KHARTOUM (Reuters) - Sudanese President Omar Hassan al-Bashir on Sunday urged the world to provide more equipment and other support for cash-strapped African forces monitoring a tentative truce in Sudan's violent Darfur region.
The African Union has a 7,000-strong force, mainly funded by Western donors, patrolling a region the size of France. The AU has said it may have to hand control to the United Nations because of a lack of adequate resources, a move Sudan opposes.
"We call upon the international community to offer adequate support to the African forces that have been relentlessly trying to reconstruct peace and supply them with the necessary means of mobility, transport, surveillance and provisions," Bashir told officials gathered in Khartoum before an African summit.
He said finding funds for the force was preferable to the African Union losing its peacekeeping role, which has been a key part of Africa's efforts to address its own problems.
"They constitute but meager expenses compared with other alternatives that could possibly strip the African Union from its historic role in conflict resolution in Africa and in security and peace installation in Africa," he said.
Many homeless in Darfur say the AU troops do not do enough to protect them against marauding militias, who they say are backed by the government. Sudan denies the charge.
Rights groups say part of the problem is that the government has hampered the supply of equipment in the past, which prevents the AU forces responding swiftly to truce violations.

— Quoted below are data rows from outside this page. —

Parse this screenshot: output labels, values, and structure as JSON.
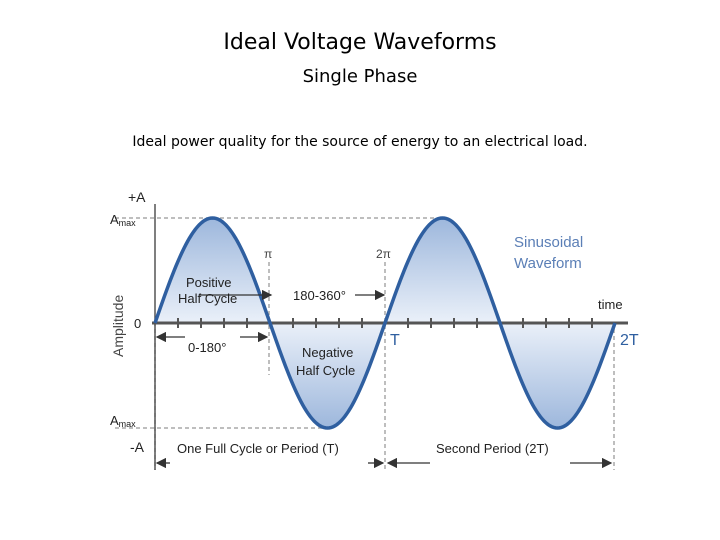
{
  "slide": {
    "title": "Ideal Voltage Waveforms",
    "subtitle": "Single Phase",
    "description": "Ideal power quality for the source of energy to an electrical load."
  },
  "diagram": {
    "y_axis_title": "Amplitude",
    "x_axis_title": "time",
    "plus_a": "+A",
    "minus_a": "-A",
    "amax_top": "A",
    "amax_top_sub": "max",
    "amax_bottom": "A",
    "amax_bottom_sub": "max",
    "zero": "0",
    "pi": "π",
    "two_pi": "2π",
    "t_label": "T",
    "two_t_label": "2T",
    "positive_half_line1": "Positive",
    "positive_half_line2": "Half Cycle",
    "negative_half_line1": "Negative",
    "negative_half_line2": "Half Cycle",
    "range_180_360": "180-360°",
    "range_0_180": "0-180°",
    "waveform_line1": "Sinusoidal",
    "waveform_line2": "Waveform",
    "full_cycle": "One Full Cycle or Period (T)",
    "second_period": "Second Period (2T)",
    "colors": {
      "wave": "#2f5fa0",
      "fill_dark": "#9db7dc",
      "fill_light": "#eaf0f9",
      "axis": "#555555",
      "dashed": "#a8a8a8",
      "waveform_label": "#5b7fb6"
    }
  }
}
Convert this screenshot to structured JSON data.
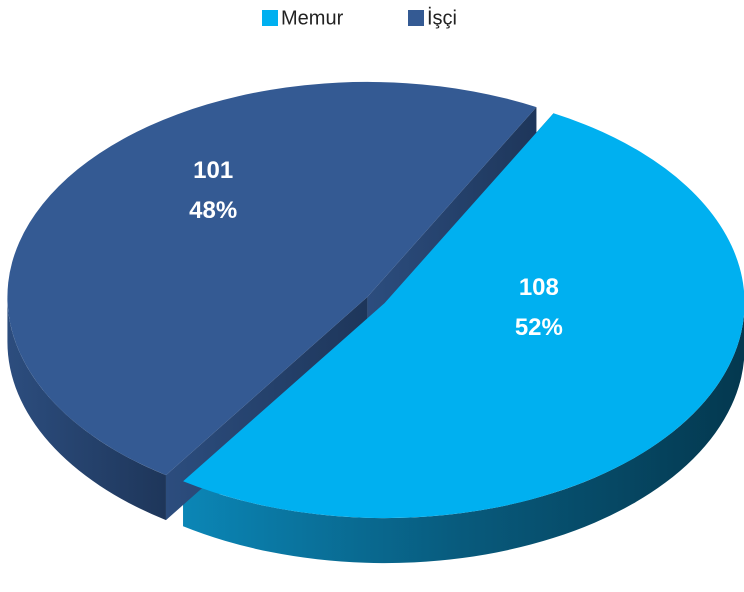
{
  "chart_data": {
    "type": "pie3d",
    "categories": [
      "Memur",
      "İşçi"
    ],
    "values": [
      108,
      101
    ],
    "percent_labels": [
      "52%",
      "48%"
    ],
    "colors": [
      "#00b0f0",
      "#345a93"
    ],
    "legend": "top"
  }
}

The AU said Sudan held up the arrival of 105 Canadian armored personnel carriers last year. The Sudanese government says it has made every effort to support the AU peacekeeping operation.
OVERSTRETCHED
The AU said earlier this month it may hand over the mission, which costs $17 million a month to maintain, because it only had funds committed by foreign partners until March.
Jan Pronk, the UN special envoy for Sudan, said the United Nations was ready to take control of the mission, even though its peacekeeping resources around the world were overstretched.

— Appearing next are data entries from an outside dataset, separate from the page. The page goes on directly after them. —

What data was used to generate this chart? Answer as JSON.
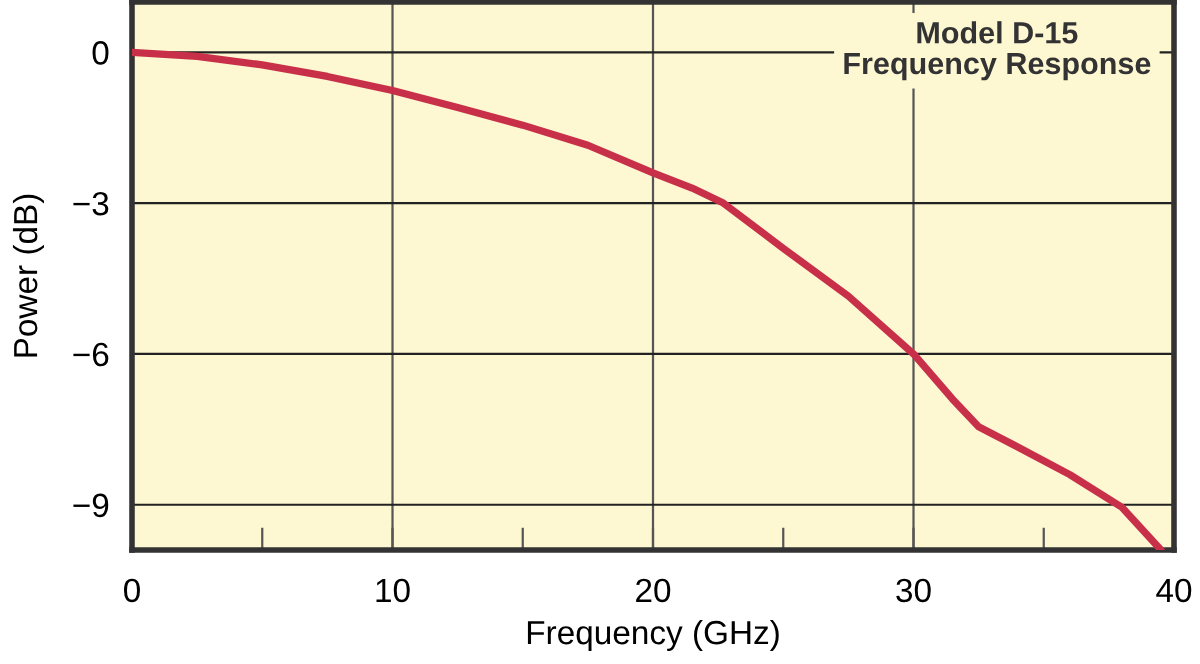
{
  "chart_data": {
    "type": "line",
    "title": "Model D-15\nFrequency Response",
    "xlabel": "Frequency (GHz)",
    "ylabel": "Power (dB)",
    "x": [
      0,
      2.5,
      5,
      7.5,
      10,
      12.5,
      15,
      17.5,
      20,
      21.5,
      22.7,
      25,
      27.5,
      30,
      31.5,
      32.5,
      34,
      36,
      38,
      39.5
    ],
    "series": [
      {
        "color": "#c8304a",
        "values": [
          0,
          -0.08,
          -0.25,
          -0.48,
          -0.76,
          -1.1,
          -1.45,
          -1.85,
          -2.4,
          -2.7,
          -3.0,
          -3.9,
          -4.85,
          -6.0,
          -6.9,
          -7.45,
          -7.85,
          -8.4,
          -9.05,
          -9.9
        ]
      }
    ],
    "xlim": [
      0,
      40
    ],
    "ylim": [
      -9.9,
      1.0
    ],
    "xticks": [
      0,
      {
        "value": 5,
        "label": null
      },
      10,
      {
        "value": 15,
        "label": null
      },
      20,
      {
        "value": 25,
        "label": null
      },
      30,
      {
        "value": 35,
        "label": null
      },
      40
    ],
    "yticks": [
      0,
      {
        "value": -3,
        "label": "−3"
      },
      {
        "value": -6,
        "label": "−6"
      },
      {
        "value": -9,
        "label": "−9"
      }
    ],
    "grid": true,
    "legend": false,
    "marker": "none",
    "line_style": "solid"
  }
}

"The AU has done a good job. But if the African Union takes such a decision ... the United Nations will have to answer," Pronk told a news conference in Khartoum.
Rebels took up arms in 2003, accusing the government of neglecting the region. Tens of thousands have been killed and 2 million people made homeless. AU-sponsored peace talks in the Nigerian capital Abuja have made only halting progress.
"We will continue with our efforts to accomplish an historic comprehensive reconciliation that will put an end to violence in our country once and for all and give back the rights and heal the injuries," Bashir said.
Last year, Sudan signed a peace deal to end a more than 20-year-old war in the south, but the conflict in Darfur has rumbled on and there has also been sporadic fighting in Sudan's east.
The AU force includes personnel from South Africa, Nigeria, Rwanda, Senegal and Ghana.